Business & Career Library

Business Resources: Statistical Data

The U.S. government is probably the largest producer of statistical information in the world today. We can only offer here a sampling of the information available from federal Web sites and print sources, emphasizing those most likely to be useful to Business Library users.

  • FedWorld.gov is a general gateway to government information and an online locator service. Topics include federal jobs, top government Web sites, government scientific and technical sites, USA.gov, IRS tax forms, auto emissions info and Supreme Court Decisions.
     
  • The Bureau of Economic Analysis of the U.S. Department of Commerce provides in-depth national and international data for regions and industries.
     
  • Economic Indicators, prepared for the Joint Economic Committee of Congress, tracks general economic conditions and broad performance measures entirely in tables and graphs.
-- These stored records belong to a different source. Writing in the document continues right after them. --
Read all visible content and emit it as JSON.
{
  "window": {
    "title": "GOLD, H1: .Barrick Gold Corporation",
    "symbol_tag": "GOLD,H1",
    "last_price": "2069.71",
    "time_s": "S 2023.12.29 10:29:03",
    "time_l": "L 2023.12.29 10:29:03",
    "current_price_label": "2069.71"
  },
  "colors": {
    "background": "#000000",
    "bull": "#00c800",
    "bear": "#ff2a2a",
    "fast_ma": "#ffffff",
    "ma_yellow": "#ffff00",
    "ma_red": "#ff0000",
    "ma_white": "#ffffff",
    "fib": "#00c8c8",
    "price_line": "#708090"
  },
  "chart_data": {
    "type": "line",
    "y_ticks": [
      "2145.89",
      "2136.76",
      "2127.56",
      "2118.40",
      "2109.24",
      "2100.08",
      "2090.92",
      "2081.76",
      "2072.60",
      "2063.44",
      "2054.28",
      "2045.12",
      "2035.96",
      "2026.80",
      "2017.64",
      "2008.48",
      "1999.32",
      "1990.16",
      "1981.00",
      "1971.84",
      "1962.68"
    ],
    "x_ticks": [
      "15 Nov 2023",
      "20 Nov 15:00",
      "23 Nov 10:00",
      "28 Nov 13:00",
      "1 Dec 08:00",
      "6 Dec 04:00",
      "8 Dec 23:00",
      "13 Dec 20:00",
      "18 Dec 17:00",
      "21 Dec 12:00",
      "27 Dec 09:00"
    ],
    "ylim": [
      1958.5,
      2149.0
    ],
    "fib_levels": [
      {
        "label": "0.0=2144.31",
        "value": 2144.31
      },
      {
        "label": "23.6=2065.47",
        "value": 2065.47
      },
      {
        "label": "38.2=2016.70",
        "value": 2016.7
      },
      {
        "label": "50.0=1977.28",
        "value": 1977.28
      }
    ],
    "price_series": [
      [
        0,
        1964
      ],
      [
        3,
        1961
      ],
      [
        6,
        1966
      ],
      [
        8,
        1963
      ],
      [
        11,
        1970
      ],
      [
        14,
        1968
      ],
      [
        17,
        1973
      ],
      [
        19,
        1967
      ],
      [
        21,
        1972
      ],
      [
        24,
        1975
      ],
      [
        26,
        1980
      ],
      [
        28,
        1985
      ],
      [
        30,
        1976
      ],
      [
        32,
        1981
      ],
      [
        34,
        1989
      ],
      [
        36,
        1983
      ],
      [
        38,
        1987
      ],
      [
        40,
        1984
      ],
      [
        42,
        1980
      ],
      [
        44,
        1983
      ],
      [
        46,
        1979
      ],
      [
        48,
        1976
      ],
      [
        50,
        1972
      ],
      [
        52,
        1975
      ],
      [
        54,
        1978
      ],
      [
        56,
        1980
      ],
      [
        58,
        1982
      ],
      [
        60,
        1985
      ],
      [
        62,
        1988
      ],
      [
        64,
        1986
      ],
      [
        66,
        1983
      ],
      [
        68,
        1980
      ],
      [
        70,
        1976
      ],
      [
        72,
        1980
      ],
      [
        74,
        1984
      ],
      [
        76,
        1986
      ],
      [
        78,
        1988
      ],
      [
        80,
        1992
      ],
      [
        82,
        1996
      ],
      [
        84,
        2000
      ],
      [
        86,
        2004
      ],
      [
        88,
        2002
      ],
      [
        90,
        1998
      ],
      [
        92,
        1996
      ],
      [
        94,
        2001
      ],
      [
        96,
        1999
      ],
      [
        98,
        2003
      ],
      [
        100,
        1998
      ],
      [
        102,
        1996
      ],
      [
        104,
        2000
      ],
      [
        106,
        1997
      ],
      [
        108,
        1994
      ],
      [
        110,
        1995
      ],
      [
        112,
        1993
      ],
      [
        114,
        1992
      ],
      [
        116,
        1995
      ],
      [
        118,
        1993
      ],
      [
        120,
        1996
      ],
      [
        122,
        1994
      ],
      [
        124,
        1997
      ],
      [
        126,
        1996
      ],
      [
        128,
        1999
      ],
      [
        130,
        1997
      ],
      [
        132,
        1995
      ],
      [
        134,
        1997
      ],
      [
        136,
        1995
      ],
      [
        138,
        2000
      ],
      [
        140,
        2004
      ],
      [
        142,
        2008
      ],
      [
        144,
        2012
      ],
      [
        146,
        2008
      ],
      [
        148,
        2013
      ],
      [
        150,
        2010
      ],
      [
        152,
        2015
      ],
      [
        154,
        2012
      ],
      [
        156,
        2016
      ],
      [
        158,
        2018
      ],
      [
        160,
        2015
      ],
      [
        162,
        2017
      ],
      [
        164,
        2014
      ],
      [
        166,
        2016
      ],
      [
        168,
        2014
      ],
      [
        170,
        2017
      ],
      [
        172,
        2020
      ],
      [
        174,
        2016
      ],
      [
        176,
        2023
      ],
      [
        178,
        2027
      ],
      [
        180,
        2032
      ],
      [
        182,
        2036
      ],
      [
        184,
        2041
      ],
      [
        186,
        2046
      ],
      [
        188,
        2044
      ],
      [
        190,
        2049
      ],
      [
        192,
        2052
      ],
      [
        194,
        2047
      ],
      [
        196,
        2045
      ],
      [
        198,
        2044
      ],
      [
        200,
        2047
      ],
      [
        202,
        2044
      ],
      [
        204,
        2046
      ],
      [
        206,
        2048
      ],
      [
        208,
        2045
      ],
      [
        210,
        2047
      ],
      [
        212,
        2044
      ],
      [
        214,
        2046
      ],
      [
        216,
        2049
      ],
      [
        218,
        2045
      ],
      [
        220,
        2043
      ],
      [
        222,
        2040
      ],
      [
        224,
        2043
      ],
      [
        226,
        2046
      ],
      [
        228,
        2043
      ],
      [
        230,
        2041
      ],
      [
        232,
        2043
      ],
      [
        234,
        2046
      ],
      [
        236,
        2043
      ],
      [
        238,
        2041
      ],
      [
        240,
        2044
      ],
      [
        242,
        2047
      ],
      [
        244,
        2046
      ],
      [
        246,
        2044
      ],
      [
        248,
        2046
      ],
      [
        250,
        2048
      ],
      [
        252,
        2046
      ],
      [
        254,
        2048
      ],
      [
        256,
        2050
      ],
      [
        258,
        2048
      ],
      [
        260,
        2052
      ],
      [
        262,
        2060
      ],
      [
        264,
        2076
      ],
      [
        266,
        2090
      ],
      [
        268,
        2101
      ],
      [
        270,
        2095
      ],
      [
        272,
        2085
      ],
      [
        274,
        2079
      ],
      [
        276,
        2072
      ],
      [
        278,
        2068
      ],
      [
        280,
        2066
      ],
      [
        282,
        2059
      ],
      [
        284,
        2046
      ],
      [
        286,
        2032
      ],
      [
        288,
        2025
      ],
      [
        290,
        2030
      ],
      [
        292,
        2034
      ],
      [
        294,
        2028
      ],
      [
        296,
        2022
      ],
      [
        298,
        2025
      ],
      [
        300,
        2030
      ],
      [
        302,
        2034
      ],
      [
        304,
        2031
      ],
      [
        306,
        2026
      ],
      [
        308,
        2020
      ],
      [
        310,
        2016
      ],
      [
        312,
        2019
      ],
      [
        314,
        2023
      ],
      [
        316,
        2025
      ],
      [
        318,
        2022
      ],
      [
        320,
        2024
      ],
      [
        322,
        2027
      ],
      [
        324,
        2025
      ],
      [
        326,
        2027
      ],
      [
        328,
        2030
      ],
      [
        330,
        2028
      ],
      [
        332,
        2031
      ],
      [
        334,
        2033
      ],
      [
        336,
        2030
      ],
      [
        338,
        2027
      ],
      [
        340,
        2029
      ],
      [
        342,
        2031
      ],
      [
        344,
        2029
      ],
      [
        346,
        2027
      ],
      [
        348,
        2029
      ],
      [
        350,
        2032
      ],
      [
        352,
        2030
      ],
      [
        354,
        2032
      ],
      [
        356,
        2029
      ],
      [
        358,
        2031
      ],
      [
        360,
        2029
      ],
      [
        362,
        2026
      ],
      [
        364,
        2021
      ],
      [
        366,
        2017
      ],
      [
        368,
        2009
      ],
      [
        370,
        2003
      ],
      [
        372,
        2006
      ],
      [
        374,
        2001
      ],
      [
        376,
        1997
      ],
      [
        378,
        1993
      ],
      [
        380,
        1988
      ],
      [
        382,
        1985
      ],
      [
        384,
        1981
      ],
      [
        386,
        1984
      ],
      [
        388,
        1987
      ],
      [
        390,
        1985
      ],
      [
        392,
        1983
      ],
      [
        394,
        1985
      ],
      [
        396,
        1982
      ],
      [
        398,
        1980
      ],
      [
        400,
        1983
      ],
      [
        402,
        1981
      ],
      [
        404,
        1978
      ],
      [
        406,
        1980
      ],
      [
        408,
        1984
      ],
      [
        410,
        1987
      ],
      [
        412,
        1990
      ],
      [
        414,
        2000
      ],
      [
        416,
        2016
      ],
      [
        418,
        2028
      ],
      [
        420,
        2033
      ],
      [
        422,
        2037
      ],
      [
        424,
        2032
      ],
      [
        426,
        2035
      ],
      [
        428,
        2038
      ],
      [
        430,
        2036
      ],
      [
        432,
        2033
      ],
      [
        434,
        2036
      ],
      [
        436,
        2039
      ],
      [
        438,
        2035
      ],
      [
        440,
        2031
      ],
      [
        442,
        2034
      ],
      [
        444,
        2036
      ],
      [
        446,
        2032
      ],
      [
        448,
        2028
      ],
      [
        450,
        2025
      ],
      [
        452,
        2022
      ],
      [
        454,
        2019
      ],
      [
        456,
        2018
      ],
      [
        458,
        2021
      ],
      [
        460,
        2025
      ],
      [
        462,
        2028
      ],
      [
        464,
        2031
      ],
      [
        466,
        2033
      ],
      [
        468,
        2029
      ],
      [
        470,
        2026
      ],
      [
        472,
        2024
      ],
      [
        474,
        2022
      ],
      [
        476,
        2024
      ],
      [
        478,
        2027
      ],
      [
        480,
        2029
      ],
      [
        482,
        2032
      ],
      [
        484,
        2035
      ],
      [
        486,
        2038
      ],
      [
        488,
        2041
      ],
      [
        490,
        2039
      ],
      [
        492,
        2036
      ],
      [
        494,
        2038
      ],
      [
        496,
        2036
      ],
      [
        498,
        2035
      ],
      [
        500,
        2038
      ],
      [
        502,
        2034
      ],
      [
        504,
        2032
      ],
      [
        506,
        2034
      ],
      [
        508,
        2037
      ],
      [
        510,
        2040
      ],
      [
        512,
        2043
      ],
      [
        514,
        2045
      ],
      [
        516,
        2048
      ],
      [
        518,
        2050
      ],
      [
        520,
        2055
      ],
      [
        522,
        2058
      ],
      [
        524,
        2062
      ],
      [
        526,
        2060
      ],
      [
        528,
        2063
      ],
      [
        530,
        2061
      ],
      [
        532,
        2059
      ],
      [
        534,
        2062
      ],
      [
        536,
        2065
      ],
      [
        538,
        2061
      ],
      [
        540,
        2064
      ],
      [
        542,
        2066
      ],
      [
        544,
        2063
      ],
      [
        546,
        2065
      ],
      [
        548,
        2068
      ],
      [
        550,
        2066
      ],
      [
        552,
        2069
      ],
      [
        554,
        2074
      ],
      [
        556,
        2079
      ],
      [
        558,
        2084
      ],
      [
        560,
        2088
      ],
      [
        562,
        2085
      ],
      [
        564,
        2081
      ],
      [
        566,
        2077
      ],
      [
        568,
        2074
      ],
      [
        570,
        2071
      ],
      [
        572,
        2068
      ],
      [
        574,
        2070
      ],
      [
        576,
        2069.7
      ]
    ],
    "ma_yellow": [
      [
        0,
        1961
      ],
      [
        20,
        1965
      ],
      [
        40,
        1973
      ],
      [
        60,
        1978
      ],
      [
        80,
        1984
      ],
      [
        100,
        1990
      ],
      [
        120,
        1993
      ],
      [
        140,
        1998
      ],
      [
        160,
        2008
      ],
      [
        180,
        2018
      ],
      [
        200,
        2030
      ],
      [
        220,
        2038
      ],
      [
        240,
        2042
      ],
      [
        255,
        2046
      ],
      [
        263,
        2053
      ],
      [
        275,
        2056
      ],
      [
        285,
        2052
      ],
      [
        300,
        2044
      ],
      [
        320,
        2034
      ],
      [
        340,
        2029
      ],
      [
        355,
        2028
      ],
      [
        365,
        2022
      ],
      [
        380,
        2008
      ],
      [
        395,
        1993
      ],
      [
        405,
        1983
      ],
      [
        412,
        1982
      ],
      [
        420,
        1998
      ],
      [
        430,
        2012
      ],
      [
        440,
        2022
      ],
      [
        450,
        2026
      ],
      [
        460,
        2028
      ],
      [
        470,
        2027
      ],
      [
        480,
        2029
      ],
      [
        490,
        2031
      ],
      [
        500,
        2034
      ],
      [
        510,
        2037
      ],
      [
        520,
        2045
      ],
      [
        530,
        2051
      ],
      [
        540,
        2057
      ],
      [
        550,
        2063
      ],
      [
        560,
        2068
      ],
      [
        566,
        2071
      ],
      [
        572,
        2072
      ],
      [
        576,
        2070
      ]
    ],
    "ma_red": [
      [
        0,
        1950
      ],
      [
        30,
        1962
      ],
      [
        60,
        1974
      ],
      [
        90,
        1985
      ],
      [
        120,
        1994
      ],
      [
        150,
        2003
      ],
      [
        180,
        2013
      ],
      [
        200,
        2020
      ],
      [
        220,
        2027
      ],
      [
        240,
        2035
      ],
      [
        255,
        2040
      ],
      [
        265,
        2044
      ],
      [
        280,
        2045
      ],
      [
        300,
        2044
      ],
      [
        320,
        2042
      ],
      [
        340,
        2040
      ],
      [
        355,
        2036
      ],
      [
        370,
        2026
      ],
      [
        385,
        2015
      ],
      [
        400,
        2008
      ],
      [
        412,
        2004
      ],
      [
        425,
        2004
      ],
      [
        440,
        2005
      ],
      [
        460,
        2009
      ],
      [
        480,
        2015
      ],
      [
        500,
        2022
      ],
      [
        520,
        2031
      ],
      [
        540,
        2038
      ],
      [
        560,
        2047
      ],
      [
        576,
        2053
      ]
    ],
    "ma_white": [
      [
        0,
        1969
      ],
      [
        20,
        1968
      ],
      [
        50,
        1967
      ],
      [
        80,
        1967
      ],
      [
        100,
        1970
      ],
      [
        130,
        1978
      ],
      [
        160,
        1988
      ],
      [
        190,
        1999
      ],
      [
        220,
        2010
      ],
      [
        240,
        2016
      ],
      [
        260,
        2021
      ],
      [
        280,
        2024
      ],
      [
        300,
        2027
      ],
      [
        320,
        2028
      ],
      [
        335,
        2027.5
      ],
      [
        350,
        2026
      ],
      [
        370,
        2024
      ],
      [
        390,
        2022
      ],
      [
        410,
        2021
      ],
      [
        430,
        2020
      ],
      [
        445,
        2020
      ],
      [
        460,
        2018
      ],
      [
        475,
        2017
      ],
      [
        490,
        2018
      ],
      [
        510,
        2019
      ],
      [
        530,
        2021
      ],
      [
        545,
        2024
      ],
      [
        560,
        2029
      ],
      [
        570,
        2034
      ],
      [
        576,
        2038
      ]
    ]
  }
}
Also available in hard copy.
     
  • The Economic Report of the President, a document submitted annually to Congress in collaboration with the President's Council of Economic Advisors, emphasizes current economic conditions and challenges and provides many charts and graphs. Also available in hard copy.
     
  • The Federal Reserve Bank of New York's site has a page on Economic and Financial Conditions, http://www.newyorkfed.org/index.html. It links to global, national and regional data and analysis. See also the FRB Beige Book and Fed in Print (Federal Reserve Bank of San Francisco), which all survey economic conditions from the vantage point of the U.S. Federal Reserve Board. This information has a key influence on the Fed's crucial interest rate setting function.
     
  • Board of Governors of the Federal Reserve System is the primary source for Federal Reserve Bulletin articles fulltext, Federal Open Market Committee minutes, all Fed press releases, and statistical summaries of current economic conditions.
     
  • Liber8, "an economic information portal for librarians and students," links to Federal Reserve publications and international economic data sources.
     
  • FRED (Federal Reserve Economic Data) provides over 1000 data series online and links to Fed publications such as working papers and updated Fed reports as soon as they are released.
     
  • The U.S. Office of Personnel Management contains a guide to detailed wage and salary data for U.S. government employees.
     
  • FedStats is a gateway to statistics from more than 100 government agencies.
     
  • The Business Library collects industry Trade & Summary reports from the U.S. International Trade Commission in hard copy. These reports track thousands of products imported into and exported from the United States, such as computer software and frozen fish.
     
  • The Statistical Abstract of the United States from the Census Bureau, also available in hard copy, is the mother lode of all statistical sources, and still usually the first place librarians look for a fast answer. Since 1878 it has been the standard summary of statistics on the U.S.
     
  • Treasury Bulletin, issued quarterly by the Financial Management Service, tracks a variety of U.S. treasury matters, such as U.S. government foreign exchange accounts, in both narrative and graphic format. It is probably the most detailed source of financial information anywhere.
     
  • TranStats, from the U.S. Department of Transportation Bureau of Transportation Statistics, offers one stop access to over 100 transportation-related databases.
     
  • Portals to the World is a web resource produced by the Library of Congress arranged by country and including subjects such as business, commerce, and economy.
     
  • The International Monetary Fund: although not a U.S. government body, the IMF compiles massive amounts of useful economic information on virtually all countries. www.imf.org. Consult especially the "Country Information" and "Publications" sections to access their full text resources.
     
  • Export Statistics Express provides maps of one state's global product distribution, a state by state distribution to a selected foreign market, or state-to-market breakdowns.